Latin for first cause or prime cause, a common philosophical argument for the existence of God as the prime mover.
The reasoning is based on the observation that everything has a cause, even the cause has a cause, has a cause, has a cause... Hence, there has to be a first cause, the first link in the chain of causality.
However, there are several problems with this reasoning.
First of all, nothing has a single cause. Every observable phenomenon has more than one cause. Causality is not a chain it is a net.
The assumption that there is a first cause is just that, an assumption. It is just as possible that causality is circular. For that matter, there are other possibilities, some of which we may not even have considered or discovered. Besides, the observation on which this assumption is made shows the exact opposite: No matter how far we go in the "chain", whatever we discover also is caused.

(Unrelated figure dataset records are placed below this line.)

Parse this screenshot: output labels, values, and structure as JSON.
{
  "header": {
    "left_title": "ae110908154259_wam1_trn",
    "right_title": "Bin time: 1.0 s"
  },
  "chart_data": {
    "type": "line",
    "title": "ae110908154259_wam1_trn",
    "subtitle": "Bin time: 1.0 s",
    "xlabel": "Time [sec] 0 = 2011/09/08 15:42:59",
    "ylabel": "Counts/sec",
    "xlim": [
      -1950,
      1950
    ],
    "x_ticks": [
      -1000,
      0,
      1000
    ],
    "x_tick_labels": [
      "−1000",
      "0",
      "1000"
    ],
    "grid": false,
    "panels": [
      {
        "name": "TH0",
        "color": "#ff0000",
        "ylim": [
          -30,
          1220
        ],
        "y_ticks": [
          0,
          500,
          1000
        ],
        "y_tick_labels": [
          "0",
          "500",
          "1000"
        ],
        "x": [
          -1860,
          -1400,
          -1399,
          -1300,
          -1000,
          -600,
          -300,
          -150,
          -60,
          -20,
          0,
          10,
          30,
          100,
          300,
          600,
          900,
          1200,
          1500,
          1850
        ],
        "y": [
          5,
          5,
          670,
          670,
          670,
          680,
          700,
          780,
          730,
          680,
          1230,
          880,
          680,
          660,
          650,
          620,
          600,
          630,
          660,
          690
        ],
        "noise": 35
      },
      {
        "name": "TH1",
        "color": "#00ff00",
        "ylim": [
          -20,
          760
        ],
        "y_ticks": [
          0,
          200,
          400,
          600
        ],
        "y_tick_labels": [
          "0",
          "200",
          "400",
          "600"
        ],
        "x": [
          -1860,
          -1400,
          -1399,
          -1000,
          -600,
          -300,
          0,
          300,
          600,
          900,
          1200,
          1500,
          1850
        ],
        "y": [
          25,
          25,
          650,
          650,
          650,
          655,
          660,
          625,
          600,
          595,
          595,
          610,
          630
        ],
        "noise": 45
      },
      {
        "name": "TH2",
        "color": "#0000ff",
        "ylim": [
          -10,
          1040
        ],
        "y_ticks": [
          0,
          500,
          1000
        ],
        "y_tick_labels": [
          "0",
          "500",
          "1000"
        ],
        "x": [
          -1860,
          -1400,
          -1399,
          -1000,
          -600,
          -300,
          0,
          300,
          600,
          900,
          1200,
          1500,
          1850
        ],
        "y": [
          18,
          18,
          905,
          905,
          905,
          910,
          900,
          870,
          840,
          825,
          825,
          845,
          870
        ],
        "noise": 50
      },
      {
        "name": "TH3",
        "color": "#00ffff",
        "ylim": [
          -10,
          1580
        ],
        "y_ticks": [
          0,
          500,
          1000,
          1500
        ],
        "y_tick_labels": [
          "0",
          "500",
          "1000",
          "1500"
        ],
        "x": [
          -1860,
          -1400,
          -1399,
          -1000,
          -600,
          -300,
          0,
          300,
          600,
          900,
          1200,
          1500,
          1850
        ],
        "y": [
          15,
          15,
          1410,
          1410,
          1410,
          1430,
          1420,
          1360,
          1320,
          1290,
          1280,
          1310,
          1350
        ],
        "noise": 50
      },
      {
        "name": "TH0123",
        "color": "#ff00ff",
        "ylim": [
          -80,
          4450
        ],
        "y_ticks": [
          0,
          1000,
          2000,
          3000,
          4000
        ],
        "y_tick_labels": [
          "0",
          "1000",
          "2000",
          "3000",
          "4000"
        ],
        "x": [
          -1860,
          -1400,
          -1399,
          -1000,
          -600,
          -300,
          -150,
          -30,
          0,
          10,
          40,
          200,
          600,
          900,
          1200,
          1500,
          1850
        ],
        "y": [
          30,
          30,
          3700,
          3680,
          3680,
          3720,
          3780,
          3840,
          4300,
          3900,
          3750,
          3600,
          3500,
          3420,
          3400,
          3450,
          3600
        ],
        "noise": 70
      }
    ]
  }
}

Even if there were a first cause, there is no way to say whether that cause was a person. After all, most phenomena are not caused by a person, nor a group of persons: For example, rain is not caused by someone turning on some heavely faucet. Rather it is a result of a process which includes but is not limited to evaporation of water, accumulation of vapors in cloud formations, condensation, atmospheric pressure, etc. Incidentally, this process is circular, so it is equally as "logical" to say that rain is its own cause as that it is not.
Finally, even if there were a first cause and it were a person, that does not imply that person is perfect, all-knowing, omnipotent, etc - all attributes assigned to God.